Au départ, nous avions programmé le déroulement du colloque pour le mois de mai, mais vu que nous n’avions pas réunis les moyens de le tenir, nous avons décidé de le reporter au mois de juin. Ainsi, nous avons pu rattraper le retard et le colloque s’est tenu du 20 au 22 juin 2009 à la Maison de la Culture Mouloud MAMMERI de Tizi-Ouzou et ce fut assez réussi sur tous les plans.

À noter que nous avons dû « dissoudre » le « Comité scientifique » et nous en tenir juste aux personnes qui ont effectivement présenté des communications, il était inconcevable que des personnes qui n’avaient pas de travaux à présenter au sujet du grand Maître prennent part à la constitution du « Comité scientifique » du même colloque, nous renouvelons nos excuses aux personnes qui se sentent encore lésées !

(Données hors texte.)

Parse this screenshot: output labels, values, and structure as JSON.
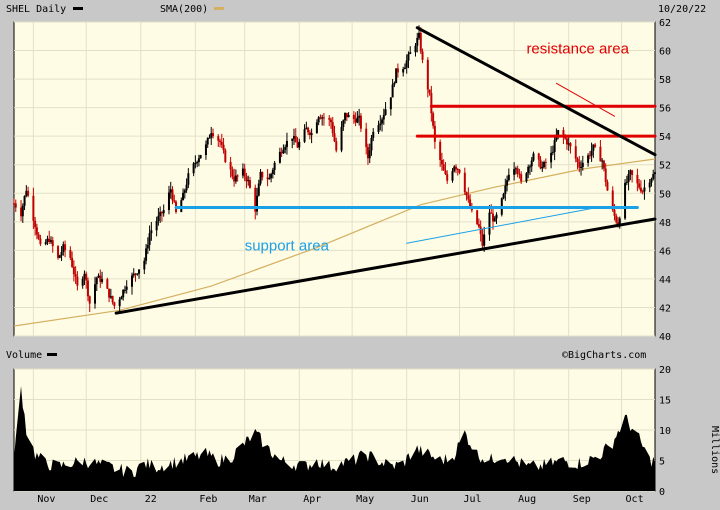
{
  "header": {
    "symbol_label": "SHEL Daily",
    "sma_label": "SMA(200)",
    "date": "10/20/22",
    "volume_label": "Volume",
    "watermark": "©BigCharts.com",
    "volume_units": "Millions"
  },
  "colors": {
    "panel_bg": "#fffce6",
    "frame_bg": "#c8c8c8",
    "grid": "#e3e0c8",
    "up_candle": "#000000",
    "down_candle": "#c00000",
    "sma": "#d4b060",
    "resistance": "#e00000",
    "support": "#1aa0e6",
    "trendline": "#000000"
  },
  "chart_data": [
    {
      "type": "candlestick",
      "title": "SHEL Daily",
      "ylim": [
        40,
        62
      ],
      "yticks": [
        40,
        42,
        44,
        46,
        48,
        50,
        52,
        54,
        56,
        58,
        60,
        62
      ],
      "x_labels": [
        "Nov",
        "Dec",
        "22",
        "Feb",
        "Mar",
        "Apr",
        "May",
        "Jun",
        "Jul",
        "Aug",
        "Sep",
        "Oct"
      ],
      "x_start_date": "2021-10-21",
      "x_end_date": "2022-10-20",
      "grid": true,
      "close_series": [
        [
          "2021-10-21",
          49.3
        ],
        [
          "2021-10-25",
          48.6
        ],
        [
          "2021-10-28",
          50.3
        ],
        [
          "2021-11-02",
          47.8
        ],
        [
          "2021-11-05",
          46.2
        ],
        [
          "2021-11-10",
          46.8
        ],
        [
          "2021-11-15",
          45.4
        ],
        [
          "2021-11-18",
          46.2
        ],
        [
          "2021-11-22",
          45.5
        ],
        [
          "2021-11-26",
          43.4
        ],
        [
          "2021-11-30",
          44.5
        ],
        [
          "2021-12-03",
          42.3
        ],
        [
          "2021-12-07",
          44.1
        ],
        [
          "2021-12-10",
          43.9
        ],
        [
          "2021-12-14",
          42.9
        ],
        [
          "2021-12-17",
          42.1
        ],
        [
          "2021-12-21",
          42.9
        ],
        [
          "2021-12-24",
          43.7
        ],
        [
          "2021-12-29",
          44.4
        ],
        [
          "2022-01-03",
          45.3
        ],
        [
          "2022-01-06",
          47.2
        ],
        [
          "2022-01-10",
          48.1
        ],
        [
          "2022-01-14",
          48.8
        ],
        [
          "2022-01-18",
          50.3
        ],
        [
          "2022-01-21",
          48.6
        ],
        [
          "2022-01-25",
          49.8
        ],
        [
          "2022-01-28",
          51.2
        ],
        [
          "2022-02-02",
          52.4
        ],
        [
          "2022-02-07",
          53.3
        ],
        [
          "2022-02-10",
          54.4
        ],
        [
          "2022-02-15",
          53.6
        ],
        [
          "2022-02-18",
          52.4
        ],
        [
          "2022-02-23",
          51.0
        ],
        [
          "2022-02-28",
          51.5
        ],
        [
          "2022-03-03",
          50.8
        ],
        [
          "2022-03-07",
          48.9
        ],
        [
          "2022-03-10",
          51.3
        ],
        [
          "2022-03-15",
          51.0
        ],
        [
          "2022-03-18",
          52.1
        ],
        [
          "2022-03-23",
          53.3
        ],
        [
          "2022-03-28",
          54.0
        ],
        [
          "2022-03-31",
          53.3
        ],
        [
          "2022-04-05",
          54.5
        ],
        [
          "2022-04-08",
          54.2
        ],
        [
          "2022-04-12",
          55.5
        ],
        [
          "2022-04-19",
          55.0
        ],
        [
          "2022-04-22",
          53.0
        ],
        [
          "2022-04-27",
          55.5
        ],
        [
          "2022-05-02",
          55.2
        ],
        [
          "2022-05-05",
          55.2
        ],
        [
          "2022-05-10",
          52.5
        ],
        [
          "2022-05-13",
          54.5
        ],
        [
          "2022-05-18",
          55.3
        ],
        [
          "2022-05-23",
          56.9
        ],
        [
          "2022-05-26",
          58.5
        ],
        [
          "2022-05-31",
          59.0
        ],
        [
          "2022-06-03",
          59.8
        ],
        [
          "2022-06-08",
          61.0
        ],
        [
          "2022-06-10",
          59.2
        ],
        [
          "2022-06-14",
          56.8
        ],
        [
          "2022-06-17",
          53.5
        ],
        [
          "2022-06-22",
          51.5
        ],
        [
          "2022-06-24",
          50.9
        ],
        [
          "2022-06-28",
          52.0
        ],
        [
          "2022-07-01",
          51.6
        ],
        [
          "2022-07-06",
          49.4
        ],
        [
          "2022-07-08",
          48.6
        ],
        [
          "2022-07-12",
          47.6
        ],
        [
          "2022-07-14",
          46.4
        ],
        [
          "2022-07-18",
          48.7
        ],
        [
          "2022-07-21",
          48.0
        ],
        [
          "2022-07-26",
          49.8
        ],
        [
          "2022-07-29",
          51.5
        ],
        [
          "2022-08-02",
          52.0
        ],
        [
          "2022-08-05",
          50.7
        ],
        [
          "2022-08-09",
          51.9
        ],
        [
          "2022-08-12",
          52.6
        ],
        [
          "2022-08-17",
          51.8
        ],
        [
          "2022-08-22",
          52.7
        ],
        [
          "2022-08-26",
          54.3
        ],
        [
          "2022-08-30",
          53.8
        ],
        [
          "2022-09-02",
          53.2
        ],
        [
          "2022-09-07",
          51.9
        ],
        [
          "2022-09-12",
          52.6
        ],
        [
          "2022-09-15",
          53.2
        ],
        [
          "2022-09-20",
          52.3
        ],
        [
          "2022-09-23",
          50.2
        ],
        [
          "2022-09-26",
          48.7
        ],
        [
          "2022-09-29",
          47.8
        ],
        [
          "2022-10-03",
          50.5
        ],
        [
          "2022-10-06",
          51.4
        ],
        [
          "2022-10-10",
          50.6
        ],
        [
          "2022-10-13",
          50.2
        ],
        [
          "2022-10-17",
          51.0
        ],
        [
          "2022-10-20",
          51.4
        ]
      ],
      "sma200": [
        [
          "2021-10-21",
          40.7
        ],
        [
          "2021-12-20",
          41.8
        ],
        [
          "2022-02-10",
          43.5
        ],
        [
          "2022-04-11",
          46.2
        ],
        [
          "2022-06-09",
          49.2
        ],
        [
          "2022-07-20",
          50.4
        ],
        [
          "2022-09-09",
          51.7
        ],
        [
          "2022-10-20",
          52.4
        ]
      ],
      "annotations": [
        {
          "kind": "line",
          "name": "resistance-line-upper",
          "color": "#e00000",
          "points": [
            [
              "2022-06-15",
              56.1
            ],
            [
              "2022-10-20",
              56.1
            ]
          ]
        },
        {
          "kind": "line",
          "name": "resistance-line-lower",
          "color": "#e00000",
          "points": [
            [
              "2022-06-07",
              54.0
            ],
            [
              "2022-10-20",
              54.0
            ]
          ]
        },
        {
          "kind": "line",
          "name": "support-line",
          "color": "#1aa0e6",
          "points": [
            [
              "2022-01-21",
              49.0
            ],
            [
              "2022-10-10",
              49.0
            ]
          ]
        },
        {
          "kind": "line",
          "name": "support-pointer",
          "color": "#1aa0e6",
          "thin": true,
          "points": [
            [
              "2022-06-01",
              46.5
            ],
            [
              "2022-09-17",
              49.0
            ]
          ]
        },
        {
          "kind": "line",
          "name": "rising-trendline",
          "color": "#000000",
          "points": [
            [
              "2021-12-18",
              41.6
            ],
            [
              "2022-10-20",
              48.2
            ]
          ]
        },
        {
          "kind": "line",
          "name": "falling-trendline",
          "color": "#000000",
          "points": [
            [
              "2022-06-07",
              61.6
            ],
            [
              "2022-10-20",
              52.7
            ]
          ]
        },
        {
          "kind": "line",
          "name": "resistance-pointer",
          "color": "#e00000",
          "thin": true,
          "points": [
            [
              "2022-08-25",
              57.7
            ],
            [
              "2022-09-27",
              55.4
            ]
          ]
        }
      ],
      "text_labels": [
        {
          "name": "resistance-area-label",
          "text": "resistance area",
          "color": "#e00000",
          "at": [
            "2022-08-08",
            59.8
          ]
        },
        {
          "name": "support-area-label",
          "text": "support area",
          "color": "#1aa0e6",
          "at": [
            "2022-03-01",
            46.0
          ]
        }
      ]
    },
    {
      "type": "bar",
      "title": "Volume",
      "ylabel": "Millions",
      "ylim": [
        0,
        20
      ],
      "yticks": [
        0,
        5,
        10,
        15,
        20
      ],
      "volume_series": [
        [
          "2021-10-21",
          5
        ],
        [
          "2021-10-25",
          17
        ],
        [
          "2021-10-28",
          10
        ],
        [
          "2021-11-02",
          6
        ],
        [
          "2021-11-08",
          4.5
        ],
        [
          "2021-11-15",
          4
        ],
        [
          "2021-11-22",
          4.5
        ],
        [
          "2021-11-29",
          5
        ],
        [
          "2021-12-06",
          4.5
        ],
        [
          "2021-12-13",
          4
        ],
        [
          "2021-12-20",
          3.5
        ],
        [
          "2021-12-27",
          3
        ],
        [
          "2022-01-03",
          4.5
        ],
        [
          "2022-01-10",
          4
        ],
        [
          "2022-01-17",
          4.5
        ],
        [
          "2022-01-24",
          5
        ],
        [
          "2022-01-31",
          5.5
        ],
        [
          "2022-02-07",
          6
        ],
        [
          "2022-02-14",
          5
        ],
        [
          "2022-02-21",
          5.5
        ],
        [
          "2022-02-28",
          7.5
        ],
        [
          "2022-03-07",
          9.5
        ],
        [
          "2022-03-14",
          7
        ],
        [
          "2022-03-21",
          5
        ],
        [
          "2022-03-28",
          4.5
        ],
        [
          "2022-04-04",
          4
        ],
        [
          "2022-04-11",
          5
        ],
        [
          "2022-04-18",
          4
        ],
        [
          "2022-04-25",
          4.5
        ],
        [
          "2022-05-02",
          5
        ],
        [
          "2022-05-09",
          6
        ],
        [
          "2022-05-16",
          5
        ],
        [
          "2022-05-23",
          4
        ],
        [
          "2022-05-30",
          4.5
        ],
        [
          "2022-06-06",
          7
        ],
        [
          "2022-06-13",
          6
        ],
        [
          "2022-06-20",
          5
        ],
        [
          "2022-06-27",
          5.5
        ],
        [
          "2022-07-04",
          9.5
        ],
        [
          "2022-07-11",
          6
        ],
        [
          "2022-07-18",
          5
        ],
        [
          "2022-07-25",
          6
        ],
        [
          "2022-08-01",
          5
        ],
        [
          "2022-08-08",
          4
        ],
        [
          "2022-08-15",
          4
        ],
        [
          "2022-08-22",
          4.5
        ],
        [
          "2022-08-29",
          5
        ],
        [
          "2022-09-05",
          4.5
        ],
        [
          "2022-09-12",
          5
        ],
        [
          "2022-09-19",
          6
        ],
        [
          "2022-09-26",
          8
        ],
        [
          "2022-10-03",
          12
        ],
        [
          "2022-10-10",
          9
        ],
        [
          "2022-10-17",
          5
        ]
      ]
    }
  ]
}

À l’occasion du colloque, vous avez édité un livre intitulé : Lḥesnawi d Ccix (El-Hasnaoui, le maître). L’ouvrage, qui se veut « un essai de transcription et de traduction des chansons du grand Maître », s’ajoute à ceux déjà écrit sur le même personnage d’El Hasnaoui et de sa musique. Qu’apportez-vous de nouveau à ce qui a été déjà dit par d’autres à l’image de M. Rachid Mokhtari (Cheikh El Hasnaoui : la voix de l’errance) et de M. Mehenna Mahfoufi (Cheikh El Hasnaoui : Chanteur algérien moraliste et libertaire) ?

M. Rachid Mokhtari a eu le mérite de défricher le terrain et a été un des rares auteurs à avoir écrit sur Cheikh El Hasnaoui, mais son ouvrage reste « approximatif » et loin de coller à la réalité. M. Mehenna Mahfoufi a un très grand mérite car il est une des très rares personnes à avoir rencontrer le grand Maître avant qu’il ne décède en 2002. Heureusement pour nous, il en aura profiter pour glaner pas mal d’information auprès de lui afin de nous les transmettre, son dernier ouvrage : « Cheikh El Hasnaoui : Chanteur algérien moraliste et libertaire » est édifiant et a beaucoup servi dans mes recherches.

Mon ouvrage contient une notice biographique qui lève le voile sur certains aspects de la vie du grand Maître non évoqués par les ouvrages cités précédemment. Il contient aussi tous les textes kabyles de Cheikh El Hasnaoui ainsi que leur traduction en langue française. La rubrique « annexes » du livre, quand à elle, contient toute la discographie du Maître, une iconographie riche avec des éléments inédits ainsi qu’une lettre de madame Denise Khelouat, la veuve de Cheikh El Hasnaoui, adressée aux organisateurs du colloque.

Dans l’avant-propos, vous notez : « Nous avons essayé de regrouper toutes les chansons, en langue kabyle dans un premier temps (…) ». Pourquoi avoir pris le parti de ne transcrire que les textes kabyles de Cheikh El Hasnaoui au détriment des ceux écrits et chantés en arabe populaire ?

Nous assurons que nous n’avons aucun parti pris à ce sujet et qu’il n’est nullement question de « ségrégation » ou de « négligence » vis-à-vis de l’œuvre en arabe populaire du grand Maître. Il faut savoir que le travail sur les trente-quatre (34) chansons en langue kabyle de Cheikh El Hasnaoui, dont certaines existent en plusieurs versions, nous a pris pas moins de deux ans. Il y va sans dire que nous comptons réaliser le même travail autour des chansons en arabe populaire dès que possible.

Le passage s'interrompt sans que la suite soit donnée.